Les confidences du prof Wiggle It Jiggleit en cadeau

29 décembre 2017 | Les confidences du prof | By : Daniel Delisle

C’est le temps par excellence des étrennes et des cadeaux. George Teague Jr est en train d’en préparer tout un pour les amateurs de courses sous harnais que nous sommes : le retour en piste de son as ambleur Wiggle It Jiggleit en 2018. Après une longue absence de quatorze mois, voilà que notre WIJI s’apprête à nous électriser de nouveau.

WIJI près d’un retour

Que faisiez-vous le soir du 28 octobre 2016 ? Probablement que, comme plusieurs amateurs de courses, vous  regardiez la bataille que se livraient pour la dernière fois Wiggle It Jiggleit et Always B Miki, dans le cadre du Breeder’s Crown pour ambleurs âgés. Deux semaines plus tard, Always B Miki remportait toujours à The Meadowlands le TVG, ce qui devait le conduire aux grands honneurs du cheval par excellence et ensuite prendre le chemin du haras.  Depuis ce jour, Wiggle It Jiggleit n’a plus été vu en piste.
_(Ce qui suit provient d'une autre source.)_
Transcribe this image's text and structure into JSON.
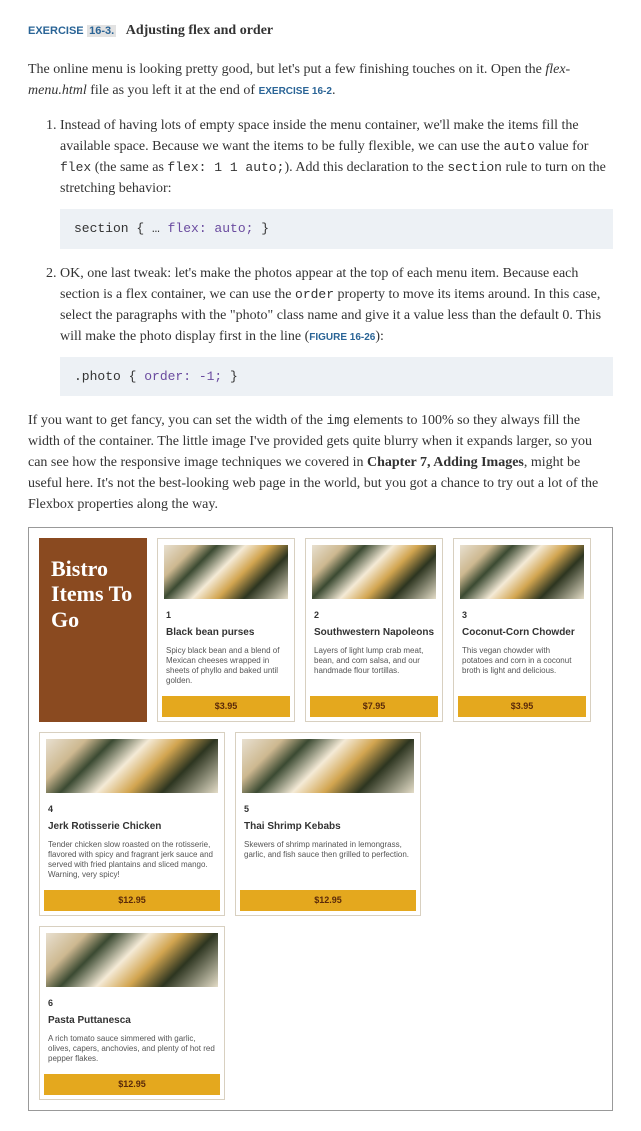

Cette longue absence de quatorze mois est sur le point de prendre fin. Son proprio, George Teague Jr, a en effet confirmé à la mi-décembre que son ambleur, le cheval le plus populaire depuis des lunes dans l’univers des courses attelées, était sur le point de reprendre le collier.

 »  Il est maintenant prêt à qualifier à n’importe quel moment, de dire Teague. Ce pourrait bien être le dernier samedi de décembre ( demain, le 30 ) à The Meadowlands ou mercredi le 3 janvier à Dover Downs. Il est aussi plus sain à l’heure actuelle qu’à aucun moment dans sa carrière et je suis très excité par la perspective de le revoir en piste, enfin.  »

Une trop longue absence

WIJI, un gagnant de 3.9M$, a raté toute la saison 2017 dû à une vieille blessure qui l’a affligé tout au long de sa carrière. L’an passé, il avait été entraîné lentement pour effectuer un retour en juin, mais ce plan n’a pas finalement fonctionné. Cette fois, son retour s’est amorcé en septembre avec des milles d’entraînement autour de 2.40 et beaucoup de piscine. De son propre aveu, Teague a admis qu’il aurait pu amener son protégé en course plus tôt mais qu’il ne souhaitait pas l’envoyer dans la mêlée contre des rivaux au meilleur de leur forme. C’eût été l’envoyer dans la gueule du loup :  » Je ne souhaitais pas lui faire affronter l’élite du pays sans avoir posé de solides fondations, i.e. de très rigoureux entraînements « .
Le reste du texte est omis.